Moral decay at GSK reaps record US$3 billion fine
On July 2, UK-based GlaxoSmithKine (GSK) agreed to plead guilty to criminal charges of fraudulent promotion of its drugs and pay the US Government a settlement of US$3 billion. If accepted, this will be the largest fine imposed on a drug company, surpassing the $2·3 billion paid by Pfizer for inappropriate marketing in 2009. The amount adds to GSK's $750 million settlement in 2010 over manufacturing quality.

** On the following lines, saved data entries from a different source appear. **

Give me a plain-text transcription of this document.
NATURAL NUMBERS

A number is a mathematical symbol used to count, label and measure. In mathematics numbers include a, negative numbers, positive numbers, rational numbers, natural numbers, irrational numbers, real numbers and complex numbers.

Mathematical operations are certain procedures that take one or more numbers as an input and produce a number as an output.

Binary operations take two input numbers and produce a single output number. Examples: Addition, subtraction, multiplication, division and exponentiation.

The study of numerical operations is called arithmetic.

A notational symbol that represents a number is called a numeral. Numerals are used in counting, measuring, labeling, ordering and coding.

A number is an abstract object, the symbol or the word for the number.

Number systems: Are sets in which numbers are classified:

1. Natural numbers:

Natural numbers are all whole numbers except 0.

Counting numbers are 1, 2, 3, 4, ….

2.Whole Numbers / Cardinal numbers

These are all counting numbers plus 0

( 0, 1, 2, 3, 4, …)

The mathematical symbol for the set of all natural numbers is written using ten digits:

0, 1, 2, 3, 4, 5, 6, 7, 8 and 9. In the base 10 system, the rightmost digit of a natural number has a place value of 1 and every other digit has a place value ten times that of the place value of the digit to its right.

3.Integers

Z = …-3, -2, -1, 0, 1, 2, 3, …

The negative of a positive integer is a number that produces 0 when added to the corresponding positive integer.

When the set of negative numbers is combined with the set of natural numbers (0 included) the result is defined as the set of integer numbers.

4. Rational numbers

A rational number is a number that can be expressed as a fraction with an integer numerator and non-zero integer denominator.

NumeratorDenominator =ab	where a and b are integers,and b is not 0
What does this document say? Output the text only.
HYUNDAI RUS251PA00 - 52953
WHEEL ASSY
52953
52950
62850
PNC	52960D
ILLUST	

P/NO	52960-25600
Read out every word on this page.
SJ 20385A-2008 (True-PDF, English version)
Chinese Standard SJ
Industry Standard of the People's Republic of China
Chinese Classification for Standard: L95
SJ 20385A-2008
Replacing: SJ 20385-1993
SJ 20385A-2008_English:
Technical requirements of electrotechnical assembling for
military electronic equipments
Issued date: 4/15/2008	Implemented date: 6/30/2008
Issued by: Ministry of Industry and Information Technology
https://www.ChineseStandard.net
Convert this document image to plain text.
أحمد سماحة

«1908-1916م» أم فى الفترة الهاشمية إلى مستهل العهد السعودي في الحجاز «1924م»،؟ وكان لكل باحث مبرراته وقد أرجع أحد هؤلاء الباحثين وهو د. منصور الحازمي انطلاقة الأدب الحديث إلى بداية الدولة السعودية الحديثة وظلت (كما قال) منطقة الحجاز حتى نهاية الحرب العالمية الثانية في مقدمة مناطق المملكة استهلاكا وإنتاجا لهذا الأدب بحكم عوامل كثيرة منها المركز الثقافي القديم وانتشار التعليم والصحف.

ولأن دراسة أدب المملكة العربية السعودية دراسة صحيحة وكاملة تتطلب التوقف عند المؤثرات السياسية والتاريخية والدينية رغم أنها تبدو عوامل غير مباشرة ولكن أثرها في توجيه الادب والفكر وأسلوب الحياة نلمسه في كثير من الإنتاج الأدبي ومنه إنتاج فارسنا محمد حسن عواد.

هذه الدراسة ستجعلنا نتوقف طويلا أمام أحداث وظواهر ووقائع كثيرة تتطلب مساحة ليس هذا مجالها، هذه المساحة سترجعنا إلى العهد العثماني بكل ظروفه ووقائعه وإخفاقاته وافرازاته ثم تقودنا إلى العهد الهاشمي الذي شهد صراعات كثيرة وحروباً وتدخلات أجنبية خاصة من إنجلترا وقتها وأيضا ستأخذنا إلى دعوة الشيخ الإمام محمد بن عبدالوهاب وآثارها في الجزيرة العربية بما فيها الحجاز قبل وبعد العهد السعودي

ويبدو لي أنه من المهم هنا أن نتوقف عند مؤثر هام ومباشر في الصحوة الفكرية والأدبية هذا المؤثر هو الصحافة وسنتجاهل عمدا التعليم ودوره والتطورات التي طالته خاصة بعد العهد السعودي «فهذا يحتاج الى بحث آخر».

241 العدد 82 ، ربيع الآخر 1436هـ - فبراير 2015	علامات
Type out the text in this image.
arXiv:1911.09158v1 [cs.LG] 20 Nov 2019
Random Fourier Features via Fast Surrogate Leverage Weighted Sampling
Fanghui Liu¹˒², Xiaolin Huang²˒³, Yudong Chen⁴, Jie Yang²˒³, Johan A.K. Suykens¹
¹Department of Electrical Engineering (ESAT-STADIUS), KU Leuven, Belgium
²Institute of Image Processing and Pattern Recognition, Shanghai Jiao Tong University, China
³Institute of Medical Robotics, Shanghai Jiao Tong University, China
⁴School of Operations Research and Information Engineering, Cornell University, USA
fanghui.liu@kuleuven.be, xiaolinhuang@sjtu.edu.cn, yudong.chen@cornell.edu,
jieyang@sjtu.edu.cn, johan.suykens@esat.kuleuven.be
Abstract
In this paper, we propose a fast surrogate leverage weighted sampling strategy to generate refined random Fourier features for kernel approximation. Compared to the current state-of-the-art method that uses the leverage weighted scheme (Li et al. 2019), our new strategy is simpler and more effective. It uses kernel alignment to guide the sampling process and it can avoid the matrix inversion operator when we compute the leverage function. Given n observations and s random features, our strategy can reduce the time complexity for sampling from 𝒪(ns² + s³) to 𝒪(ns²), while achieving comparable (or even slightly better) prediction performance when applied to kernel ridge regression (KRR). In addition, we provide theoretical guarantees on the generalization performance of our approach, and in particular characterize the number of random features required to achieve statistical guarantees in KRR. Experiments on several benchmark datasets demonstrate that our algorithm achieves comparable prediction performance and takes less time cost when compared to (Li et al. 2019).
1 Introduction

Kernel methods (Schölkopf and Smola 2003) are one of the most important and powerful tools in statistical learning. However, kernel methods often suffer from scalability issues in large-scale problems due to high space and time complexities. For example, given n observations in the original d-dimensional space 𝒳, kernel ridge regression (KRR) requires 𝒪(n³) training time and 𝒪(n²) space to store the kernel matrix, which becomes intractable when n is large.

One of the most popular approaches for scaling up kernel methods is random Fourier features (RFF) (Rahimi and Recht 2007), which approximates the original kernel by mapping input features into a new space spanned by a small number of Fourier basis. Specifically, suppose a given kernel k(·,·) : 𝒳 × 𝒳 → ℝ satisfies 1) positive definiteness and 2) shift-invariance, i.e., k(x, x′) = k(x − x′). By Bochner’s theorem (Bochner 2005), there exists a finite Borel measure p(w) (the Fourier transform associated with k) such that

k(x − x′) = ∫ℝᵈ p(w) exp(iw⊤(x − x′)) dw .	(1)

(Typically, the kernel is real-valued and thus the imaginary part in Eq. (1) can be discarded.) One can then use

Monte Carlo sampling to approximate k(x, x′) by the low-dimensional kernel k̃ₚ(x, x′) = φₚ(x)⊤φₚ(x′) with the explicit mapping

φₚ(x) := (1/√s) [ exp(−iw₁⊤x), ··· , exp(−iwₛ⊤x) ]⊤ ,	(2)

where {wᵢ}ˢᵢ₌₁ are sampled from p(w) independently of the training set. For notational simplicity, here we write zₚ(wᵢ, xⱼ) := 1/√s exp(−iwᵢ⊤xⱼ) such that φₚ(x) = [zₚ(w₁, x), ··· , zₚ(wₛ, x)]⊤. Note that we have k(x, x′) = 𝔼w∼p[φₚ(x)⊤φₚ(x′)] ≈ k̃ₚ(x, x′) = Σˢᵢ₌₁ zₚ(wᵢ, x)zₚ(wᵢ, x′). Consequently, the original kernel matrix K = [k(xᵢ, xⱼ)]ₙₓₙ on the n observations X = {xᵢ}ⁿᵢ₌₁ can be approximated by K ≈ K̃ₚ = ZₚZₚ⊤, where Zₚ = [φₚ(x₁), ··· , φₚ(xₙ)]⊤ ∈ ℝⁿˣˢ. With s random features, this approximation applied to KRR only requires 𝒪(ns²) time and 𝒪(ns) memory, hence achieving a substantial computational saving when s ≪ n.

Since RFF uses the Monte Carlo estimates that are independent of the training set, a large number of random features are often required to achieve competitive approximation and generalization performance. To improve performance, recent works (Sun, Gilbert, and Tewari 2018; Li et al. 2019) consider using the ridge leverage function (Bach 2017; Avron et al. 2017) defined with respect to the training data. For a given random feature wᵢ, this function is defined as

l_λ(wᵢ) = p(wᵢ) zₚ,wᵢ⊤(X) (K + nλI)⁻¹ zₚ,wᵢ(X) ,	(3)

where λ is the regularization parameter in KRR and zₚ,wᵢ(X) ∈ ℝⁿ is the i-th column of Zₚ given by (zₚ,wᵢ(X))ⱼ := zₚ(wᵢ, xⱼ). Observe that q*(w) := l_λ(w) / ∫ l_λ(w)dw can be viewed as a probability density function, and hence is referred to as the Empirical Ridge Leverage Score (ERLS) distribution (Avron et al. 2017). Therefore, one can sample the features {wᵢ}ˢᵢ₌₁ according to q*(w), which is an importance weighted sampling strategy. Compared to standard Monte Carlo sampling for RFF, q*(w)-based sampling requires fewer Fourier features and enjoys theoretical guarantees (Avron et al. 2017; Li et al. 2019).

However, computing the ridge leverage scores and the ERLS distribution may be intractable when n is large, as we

What is particularly egregious about GSK's fraud is the calculated deceit and potential human cost of its aggressive and misleading marketing. For instance, while evidence was emerging that showed an increased suicide risk in adolescents prescribed selective serotonin reuptake inhibitors for depression, GSK was actively encouraging off-label prescription of paroxetine to individuals younger than 18 years. This was not an isolated incident; off-label use was also encouraged for bupropion. For rosiglitazone, safety data were withheld from the US Food and Drug Administration and altered, potentially delaying restrictions on the drug's use and putting people to whom it was prescribed at increased risk of cardiovascular complications. The company is also accused of cheating Medicare. Such behaviour is not only illegal, it is immoral.
As Machiavelli observed, “he who seeks to deceive will always find someone who will allow himself to be deceived”. Sadly, in the case of GSK, this has involved doctors who were all too ready to be beguiled by illegal kickbacks and lavish hospitality.
Multibillion-dollar fines are inadequate to tackle misconduct when penalties can be paid from post-tax profits. Indeed, there seems to be such an arrogance about money, that on the same day that GSK was being fined $3 billion, the Association of the British Pharmaceutical Industry argued that the UK Government should reinvest the $5 billion expected from NHS drug savings back into the industry. GSK and other drug companies have come adrift from the standards of the societies they seek to serve. They need to rediscover corporate citizenship, beginning with the individual integrity and accountability of their employees.